Well, we pulled an all night drive on Friday, so we made it through most of Montana, all of South Dakota, and all the way down the border of Iowa before stopping for the night in St. Joseph, Missouri.
Pardon us if we were less than impressed with the Midwestern states- in our defense we only saw what there is to see from the interstate, and we were also sleep deprived!
Today we passed through Kansas City, which was surprisingly pretty in some spots, and will be going through St. Louis and Nashville later on today. I saw my first real live cardinal, and we saw sweet roadside justice being served to a guy who had sped by us going waaayy over the speed limit.
We definitely aren’t playing the tourist with this trip, which we’re more than okay with. The days leading up to us leaving were so busy, the whole Missoula debacle was exhausting, and we’re so sleep deprived. We just want to make it to our new home and crash as much as possible before heading up to the Bastille concert in Brooklyn this Thursday.
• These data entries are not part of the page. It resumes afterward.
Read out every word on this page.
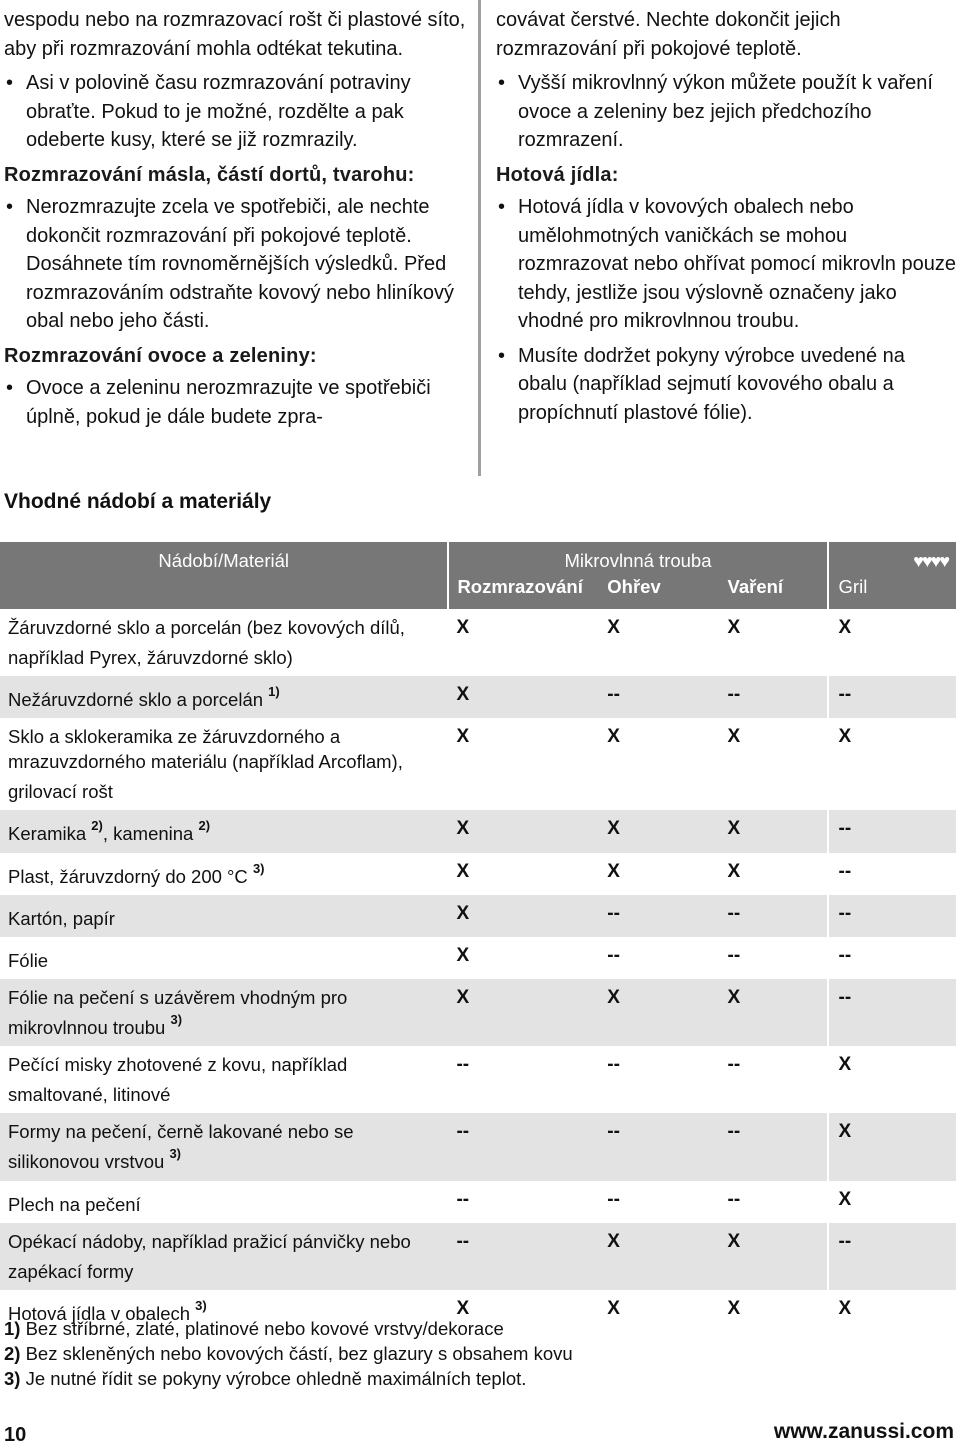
vespodu nebo na rozmrazovací rošt či plastové síto, aby při rozmrazování mohla odtékat tekutina.
• Asi v polovině času rozmrazování potraviny obraťte. Pokud to je možné, rozdělte a pak odeberte kusy, které se již rozmrazily.
Rozmrazování másla, částí dortů, tvarohu:
• Nerozmrazujte zcela ve spotřebiči, ale nechte dokončit rozmrazování při pokojové teplotě. Dosáhnete tím rovnoměrnějších výsledků. Před rozmrazováním odstraňte kovový nebo hliníkový obal nebo jeho části.
Rozmrazování ovoce a zeleniny:
• Ovoce a zeleninu nerozmrazujte ve spotřebiči úplně, pokud je dále budete zpra-
covávat čerstvé. Nechte dokončit jejich rozmrazování při pokojové teplotě.
• Vyšší mikrovlnný výkon můžete použít k vaření ovoce a zeleniny bez jejich předchozího rozmrazení.
Hotová jídla:
• Hotová jídla v kovových obalech nebo umělohmotných vaničkách se mohou rozmrazovat nebo ohřívat pomocí mikrovln pouze tehdy, jestliže jsou výslovně označeny jako vhodné pro mikrovlnnou troubu.
• Musíte dodržet pokyny výrobce uvedené na obalu (například sejmutí kovového obalu a propíchnutí plastové fólie).
Vhodné nádobí a materiály
Nádobí/Materiál	Mikrovlnná trouba			♥♥♥♥
	Rozmrazování	Ohřev	Vaření	Gril
Žáruvzdorné sklo a porcelán (bez kovových dílů, například Pyrex, žáruvzdorné sklo)	X	X	X	X
Nežáruvzdorné sklo a porcelán $^{1)}$	X	--	--	--
Sklo a sklokeramika ze žáruvzdorného a mrazuvzdorného materiálu (například Arcoflam), grilovací rošt	X	X	X	X
Keramika $^{2)}$, kamenina $^{2)}$	X	X	X	--
Plast, žáruvzdorný do 200 °C $^{3)}$	X	X	X	--
Kartón, papír	X	--	--	--
Fólie	X	--	--	--
Fólie na pečení s uzávěrem vhodným pro mikrovlnnou troubu $^{3)}$	X	X	X	--
Pečící misky zhotovené z kovu, například smaltované, litinové	--	--	--	X
Formy na pečení, černě lakované nebo se silikonovou vrstvou $^{3)}$	--	--	--	X
Plech na pečení	--	--	--	X
Opékací nádoby, například pražicí pánvičky nebo zapékací formy	--	X	X	--
Hotová jídla v obalech $^{3)}$	X	X	X	X
1) Bez stříbrné, zlaté, platinové nebo kovové vrstvy/dekorace
2) Bez skleněných nebo kovových částí, bez glazury s obsahem kovu
3) Je nutné řídit se pokyny výrobce ohledně maximálních teplot.
10	www.zanussi.com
Yes, we’re going to a concert in Brooklyn four days after we move to North Carolina. It was my Christmas present to Seth, so there’s no way we’re going to miss it!
We’ll be arriving in Charlotte really late tonight, probably 2 or 3am. Not ideal, but it was imperative that we sleep as much as we did last night, so we’re okay with it being late.
Has anyone heard of Wall Drug? If you have, just forget that you ever did. Don’t go there, don’t talk about it, don’t look into it. It’s a twilight zone, a 50’s ghost town throwback remeniscent of a landscape you might see in a Fall Out game.
If you’re fool enough to turn off there, you begin to feel as though you’ve been drawn into a cult: where the closer you look the more you start to realize that the entire town is run by the same people, and it all has this bizarre, fairly well kept, pseudo-western facade on everything.
It’s a place where if you spend too much time there, you’ll leave and realize that twenty years have passed and the world has continued to go on without you, but you never had a clue, because in Wall Drug things stayed exactly the same. The coffee was always 5¢. The food was always overpriced and disappointing. The jackalopes were always oddly disturbing, with their pheasant tail feathers and their bizarre bird feet.
You’ll never go back, of course, but Wall Drug will forever lurk at the back of your mind. You’ll always wonder if it was actually real, because you’ve never heard anyone else ever talk about it, and part of you will always feel like it’s being drawn back there to see if you can figure out just what was the deal with that place. And if you ever find yourself in a little town that has a distinctly old West vibe to it, you’ll start to think that maybe you never actually left Wall Drug after all.